The Bedpan Diaries
Sunday, November 18th, 2007.
No one really cares what day it is. Least of all, me. But I’d better damn-well know any time a nurse or Dr. Martin asks. Wouldn’t want to appear disoriented. Wouldn’t want to come off like some sort of stroke victim.
Holy shit, that’s what I am! Better keep testing my left side motor skills. Look, Doctor Martin, I can flip the bird with my left hand. It’s a fucking miracle!
Why must these people refer to us as, Sweetie, Darlin’ and Hon? Isn’t that what you call your grandchildren? I feel like I’m dealing with a waitress at a lost-in-time greasy spoon. But more about the food later.
Nothing ever changes. It was the same way at Riverview — a four star dungeon and torture chamber in the Fraser Valley that, by the time I checked in, in the early nineties, had outlived its uselessness by a hundred years. Time for your ECT, Darlin’. Same shit, different bedpan.
Asking a hospital patient the day of the week is a cruel joke. Of course, I know the day of the week.
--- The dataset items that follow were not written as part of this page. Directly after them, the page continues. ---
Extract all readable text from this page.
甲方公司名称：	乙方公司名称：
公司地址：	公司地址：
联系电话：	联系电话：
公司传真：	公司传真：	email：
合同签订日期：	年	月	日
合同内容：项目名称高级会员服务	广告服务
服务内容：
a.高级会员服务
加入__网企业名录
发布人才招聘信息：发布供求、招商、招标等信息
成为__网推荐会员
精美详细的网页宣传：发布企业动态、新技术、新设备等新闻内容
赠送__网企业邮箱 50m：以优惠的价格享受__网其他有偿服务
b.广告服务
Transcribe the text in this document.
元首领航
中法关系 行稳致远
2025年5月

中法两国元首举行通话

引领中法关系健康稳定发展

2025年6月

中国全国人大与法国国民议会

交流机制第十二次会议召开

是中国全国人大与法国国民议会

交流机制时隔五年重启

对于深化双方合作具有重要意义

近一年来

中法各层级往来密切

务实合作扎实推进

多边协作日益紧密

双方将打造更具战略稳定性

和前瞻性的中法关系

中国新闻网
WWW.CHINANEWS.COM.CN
Today is the day I woke up at seven to the sound of Violet wheezing and Steve making another phone call. That definitely pegs it as Wednesday. Or Tuesday. Or Monday. Uh, what day is it, again?
So,how be we take that catheter out right now, Violet? Eh, Darlin? Yeah, how be we don’t. Since I’m right in the middle of my 75 grams of scrambled eggs and six ounces of fortified oatmeal. How be you stick that catheter up your fucking ass, you Nazi rat bastard!
Okay, now that was just plain uncharitable. To be fair, nobody is born evil. Let’s imagine for a moment that I was put in charge of a group of people with mild to severe brain damage. In time, I, too, might develop a sense of intellectual superiority. I might begin to think of these people as helpless little children. I might begin to call Kathleen, Steve
and Violet, Darlin, Sweetie and Hon. Circumstance makes monsters of us all.
Now it’s time to take a quick tour around S608. In bed A we have Kathleen. Nice lady, squeezed me some of her toothpaste. Kathleen has a back problem that’s become a neurological problem. Quite right. This is the Neuro Sciences Wing, after all. I think of it as the brain damage ward.
Moving right along, we have bed B. My main man, Mr. Steve Shute. Stevareno. The Stevenator. Steve makes a lot of phone calls from his bed. Who could blame him. I don’t know the cause of his neurological predicament, but it appears to be serious. I think he has been in bed B for a couple months now and I overheard one of his sons discussing long-term care with a doctor this afternoon.
I have bed C. And a promise from doc Martin that I will be leaving by the weekend. I’ll hold him to that.
And finally, bed D, Violet. Also a fairly long-termer. The night nurse just came by and actually seems kind of hot. Of course, that doesn’t give me any ideas. Don’t want another stroke, now do we, Hon?
By the way, I was told today by the occupational therapist that it is not uncommon for stroke victims (We prefer the term stroke survivors.) to be overly emotional, argumentative, irrational and so forth. Hmmm, isn’t that kind of like telling a black man that medical science has found niggers to be paranoid, thin skinned, and have a tendency to imagine all sorts of racist slurs. Or maybe that’s just me being unnecessarily argumentative.
Hey, I have brain damage, what’s your excuse?